Сестра уже возжелала его. Всю жизнь, все мимолетные годы – никогда не вела счет, – Сестра смотрела на загорелых соплеменников: когда те ныряли за раковинами и ловили рыбу в лагуне, глуша ядом, когда отдыхали в гамаках в полуденный зной и грелись у ночного костра. И никогда никого из них не желала так безнадежно, как Брата.
Ночью сестра, вопреки всем острым, будто прибрежные скалы, словам, повалила Брата на мокрый песок, стянула то малое, что прикрывало его пах, провела мокрыми холодными руками по животу и овладела им, жадно, как голодная дикая кошка при виде куска сырого, еще кровоточащего мяса. И звезды смотрели – всем бесчисленным скопищем глаз, – на их грех, и грозно завывали духи в порывах ночного ветра, и шептались игуаны в высокой траве. Брат плакал от горя – потом стонал от удовольствия, позволив себе забыть обо всем.
Той же ночью Брат и Сестра ушли.
Оставили на берегу бусы и браслеты из ракушек – кто они вдвоем, после совершенного ночью, если не дикие животные? Высокая трава хлыстала босые ноги, насекомые копошились в волосах, солнце жгло спину. Брат и Сестра шли, пока не отыскали темную пещеру, забытую людьми и, казалось, даже мохнатыми летучими мышами, так ценившими прохладу. Брат с Сестрой остались там, жили суровыми аскетами – сколько? Целую вечность или только ее мимолетную часть? – пока не побелели глаза и не высохла кожа, пока не выпали зубы и волосы, пока теплая плоть не обратилась холодными костями. Как отличить теперь, человеческими или звериными?
И через их скелеты – чудом или волей черной магии порочных игуан, – проросла густая трава, плачущая обжигающим соком, цветущая даже в темноте мелкими багровыми цветами. Когда в пещеру случайно забрели другие, из их племени, то вырвали траву с корнем. Принесли к хижинам – месяц, год, и та разрослась по всем острову. Стала самым сильным мороком желания в ведьмовских отварах. И даже осторожные слова, сказанные о Брате и Сестре, которых помнили еще старики, не останавливали любовников от соблазна заручится помощью игуан тува-у.

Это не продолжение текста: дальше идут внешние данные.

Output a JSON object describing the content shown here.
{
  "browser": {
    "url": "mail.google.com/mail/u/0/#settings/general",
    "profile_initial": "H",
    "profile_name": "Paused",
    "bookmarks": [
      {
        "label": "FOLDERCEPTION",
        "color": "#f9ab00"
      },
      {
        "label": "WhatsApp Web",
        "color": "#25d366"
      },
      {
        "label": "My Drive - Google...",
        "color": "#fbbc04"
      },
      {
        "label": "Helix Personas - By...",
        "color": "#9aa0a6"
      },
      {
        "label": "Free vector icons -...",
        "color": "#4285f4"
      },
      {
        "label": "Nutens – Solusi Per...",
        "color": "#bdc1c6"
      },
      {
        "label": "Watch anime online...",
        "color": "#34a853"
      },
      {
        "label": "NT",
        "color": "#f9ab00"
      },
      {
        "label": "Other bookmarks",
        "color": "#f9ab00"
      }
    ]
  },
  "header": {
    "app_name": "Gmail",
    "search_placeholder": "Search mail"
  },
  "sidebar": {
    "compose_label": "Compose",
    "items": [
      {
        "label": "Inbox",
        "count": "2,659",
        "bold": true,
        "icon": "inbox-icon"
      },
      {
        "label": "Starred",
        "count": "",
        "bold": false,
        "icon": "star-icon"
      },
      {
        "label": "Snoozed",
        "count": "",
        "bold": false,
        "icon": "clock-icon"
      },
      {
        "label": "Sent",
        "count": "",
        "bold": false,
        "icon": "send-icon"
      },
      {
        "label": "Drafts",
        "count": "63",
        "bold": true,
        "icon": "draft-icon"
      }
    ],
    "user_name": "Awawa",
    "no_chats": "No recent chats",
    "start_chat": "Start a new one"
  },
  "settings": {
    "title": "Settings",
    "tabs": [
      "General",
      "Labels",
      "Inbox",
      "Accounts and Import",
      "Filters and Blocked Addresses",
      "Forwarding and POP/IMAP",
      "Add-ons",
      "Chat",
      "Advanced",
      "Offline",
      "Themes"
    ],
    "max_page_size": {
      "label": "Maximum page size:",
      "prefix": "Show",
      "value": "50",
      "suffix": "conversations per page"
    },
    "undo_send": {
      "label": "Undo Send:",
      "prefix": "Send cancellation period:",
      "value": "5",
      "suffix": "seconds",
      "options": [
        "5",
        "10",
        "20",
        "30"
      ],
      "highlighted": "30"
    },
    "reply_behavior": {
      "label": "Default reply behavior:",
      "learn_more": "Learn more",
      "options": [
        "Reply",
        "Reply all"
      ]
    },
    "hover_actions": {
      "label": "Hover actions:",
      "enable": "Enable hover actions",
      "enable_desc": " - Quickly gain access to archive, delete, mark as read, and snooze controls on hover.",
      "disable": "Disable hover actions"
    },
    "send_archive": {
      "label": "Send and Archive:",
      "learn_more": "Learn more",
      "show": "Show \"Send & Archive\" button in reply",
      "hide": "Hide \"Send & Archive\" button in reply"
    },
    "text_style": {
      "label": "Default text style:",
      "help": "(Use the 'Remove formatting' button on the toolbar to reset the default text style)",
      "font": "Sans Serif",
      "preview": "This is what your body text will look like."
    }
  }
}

Прошло время – как отмерять его под солнцем, вооружившись одной лишь игрой теней на песке? – и на остров приплыли другие люди: белые, будто морская пена, в шелковых жилетках и высоких хлопковых штанах, в очках и моноклях, они без конца извинялись, вытирая бархатными платочками раскрасневшиеся, мокрые от пота лица. Суетливые и неуклюжие, они носились, теребя в руках нашейные крестики на дорогих цепочках или протертых веревочках, извинялись, срезая траву, и, потея, возвращались на огромные корабли, плыли на родину, в мрачные земли за краем океана, где дым застилает солнце; курили сигары, играли в карты и пили виски, а потом, расцелованные любовницами, женами и дочерями, развозили траву желания с мелкими багровыми цветами по аптекам и клубам. Недели спустя на стол подавали настойки в бутылках с бежевыми этикетками «Госпожа Кайлаваси»: незамысловатые, из одной лишь травы и спирта, но дороже выдержанного шампанского, дурманнее морфия, слаще эдемского яблока. Дамы и господа, обжигая горло настойкой, глотая, будто жидкую страсть, все такие же раскрасневшиеся и потные, с удушающими накрахмаленными воротничками, рассказывали истории о Брате и Сестре, выведанные скромными священниками у туземцев, и возмущались, и охали, и причитали. А потом – смеялись, пили вновь, позволяли «Госпоже Кайлаваси» – слаще эдемского яблока, дурманнее морфия, дороже выдержанного шампанского, – течь по жилам, смешиваясь с кровью. И, захмелевшие, счастливые, потерянные в лабиринте фантазий и желаний, пыхтя, запирались в комнатах, задергивали плотные занавески и возвращали к жизни миф, выведанный скромными священниками у туземцев земель, что никто никогда не нарисует на картах. А после – крестились, курили прямо в постели и смачивали пересохшее горло очередными жадными, ненасытными глотками «Госпожи Кайлаваси», чтобы потом, вновь собравшись в душной гостиной, вновь пустив по венам дурман, вновь запершись в спальне, вновь задернув плотные занавески, подарить мифу свою плоть – снова и снова.